Block Thirteen

"Oh! the darling dears," she said. "Look at their nice, queer faces and their funny clothes. Just—just like Grandmamma's dollies' clothes. Only these poor things do so want new ones. Oh! how I should like to dress them again just as they used to be dressed, and have the house all made just as it used to be when it was new."

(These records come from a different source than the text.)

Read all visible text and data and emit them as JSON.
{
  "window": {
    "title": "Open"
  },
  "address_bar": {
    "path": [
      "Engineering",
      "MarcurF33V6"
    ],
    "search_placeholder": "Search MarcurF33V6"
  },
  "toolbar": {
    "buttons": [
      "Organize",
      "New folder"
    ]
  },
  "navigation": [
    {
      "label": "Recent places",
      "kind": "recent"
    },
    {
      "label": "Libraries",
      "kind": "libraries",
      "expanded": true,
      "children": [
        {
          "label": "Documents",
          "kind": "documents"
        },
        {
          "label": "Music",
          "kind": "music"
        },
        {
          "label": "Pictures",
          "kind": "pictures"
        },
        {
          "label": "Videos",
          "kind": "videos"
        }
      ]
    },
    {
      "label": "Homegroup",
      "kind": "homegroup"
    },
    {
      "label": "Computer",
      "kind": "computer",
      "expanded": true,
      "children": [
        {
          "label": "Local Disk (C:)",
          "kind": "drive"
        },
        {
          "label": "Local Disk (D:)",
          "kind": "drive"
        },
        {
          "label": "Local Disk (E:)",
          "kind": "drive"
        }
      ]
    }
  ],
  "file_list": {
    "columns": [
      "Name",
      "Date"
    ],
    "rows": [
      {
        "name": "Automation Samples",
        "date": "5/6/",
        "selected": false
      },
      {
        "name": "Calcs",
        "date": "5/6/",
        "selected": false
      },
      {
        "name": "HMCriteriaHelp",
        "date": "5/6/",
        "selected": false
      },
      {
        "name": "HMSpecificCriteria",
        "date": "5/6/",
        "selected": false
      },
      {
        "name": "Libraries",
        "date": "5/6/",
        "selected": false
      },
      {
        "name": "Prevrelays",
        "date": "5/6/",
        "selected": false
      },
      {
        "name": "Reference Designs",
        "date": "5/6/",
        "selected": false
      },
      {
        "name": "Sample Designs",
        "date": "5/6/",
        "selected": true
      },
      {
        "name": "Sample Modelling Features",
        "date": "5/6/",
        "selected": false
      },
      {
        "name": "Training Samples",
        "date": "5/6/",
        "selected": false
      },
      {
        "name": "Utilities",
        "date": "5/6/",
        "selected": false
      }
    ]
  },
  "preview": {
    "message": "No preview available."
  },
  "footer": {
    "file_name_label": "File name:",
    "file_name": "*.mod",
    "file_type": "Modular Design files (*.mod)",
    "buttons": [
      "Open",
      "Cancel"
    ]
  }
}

"That old Racketty-Packetty House," said Cynthia, losing her breath.

"If it were mine I should make it just like Grandmamma's and I should love it more than any doll's house I have. I never—never— never—saw anything as nice and laughing and good natured as these dolls' faces. They look as if they had been having fun ever since they were born. Oh! if you were to burn them and their home I—I could never forgive you!"

"I never—never—will,—your Highness," stammered Cynthia, quite overwhelmed. Suddenly she started forward.

"Why, there is the lost doll!" she cried out. "There is Lady Patsy. How did she get into Racketty-Packetty House?"

"Perhaps she went there to see them because they were so poor and shabby," said the little girl Princess. "Perhaps she likes this one," and she pointed to Peter Piper. "Do you know when I picked him up their arms were about each other. Please let her stay with him. Oh!" she cried out the next instant and jumped a little. "I felt as if the boy one kicked his leg."

And it was actually true, because Peter Piper could not help it and he had kicked out his ragged leg for joy. He had to be very careful not to kick any more when he heard what happened next.

As the Princess liked Racketty-Packetty House so much, Cynthia gave it to her for a present—and the Princess was really happy—and before she went away she made a little speech to the whole Racketty-Packetty family, whom she had set all in a row in the ragged old, dear old, shabby old drawing-room where they had had so much fun.

"You are going to come and live with me, funny, good-natured loves," she said. "And you shall all be dressed beautifully again and your house shall be mended and papered and painted and made as lovely as ever it was. And I am going to like you better than all my other dolls' houses—just as Grandmamma said she liked hers." And then she was gone.

And every bit of it came true. Racketty-Packetty House was carried to a splendid Nursery in a Palace, and Meg and Peg and Kilmanskeg and Ridiklis and Gustibus and Peter Piper were made so gorgeous that if they had nest been so nice they would have grown proud. But they didn't. They only grew jollier and jollier and Peter Piper married Lady Patsy, and Ridiklis's left leg was mended and she was painted into a beauty again—but she always remained the useful one. And the dolls in the other dolls' houses used to make deep curtsies when a Racketty-Packetty House doll passed them, and Peter Piper could scarcely stand it because it always made him want to stand on his head and laugh—and so when they were curtsied at— because they were related to the Royal Dolls House—they used to run into their drawing room and fall into fits of giggles and they could only stop them by all joining hands together in a ring and dancing round and round and round and kicking up their heels and laughing until they tumbled down in a heap.


And what do you think of that for a story. And doesn't it prove to you what a valuable Friend a Fairy is—particularly a Queen one?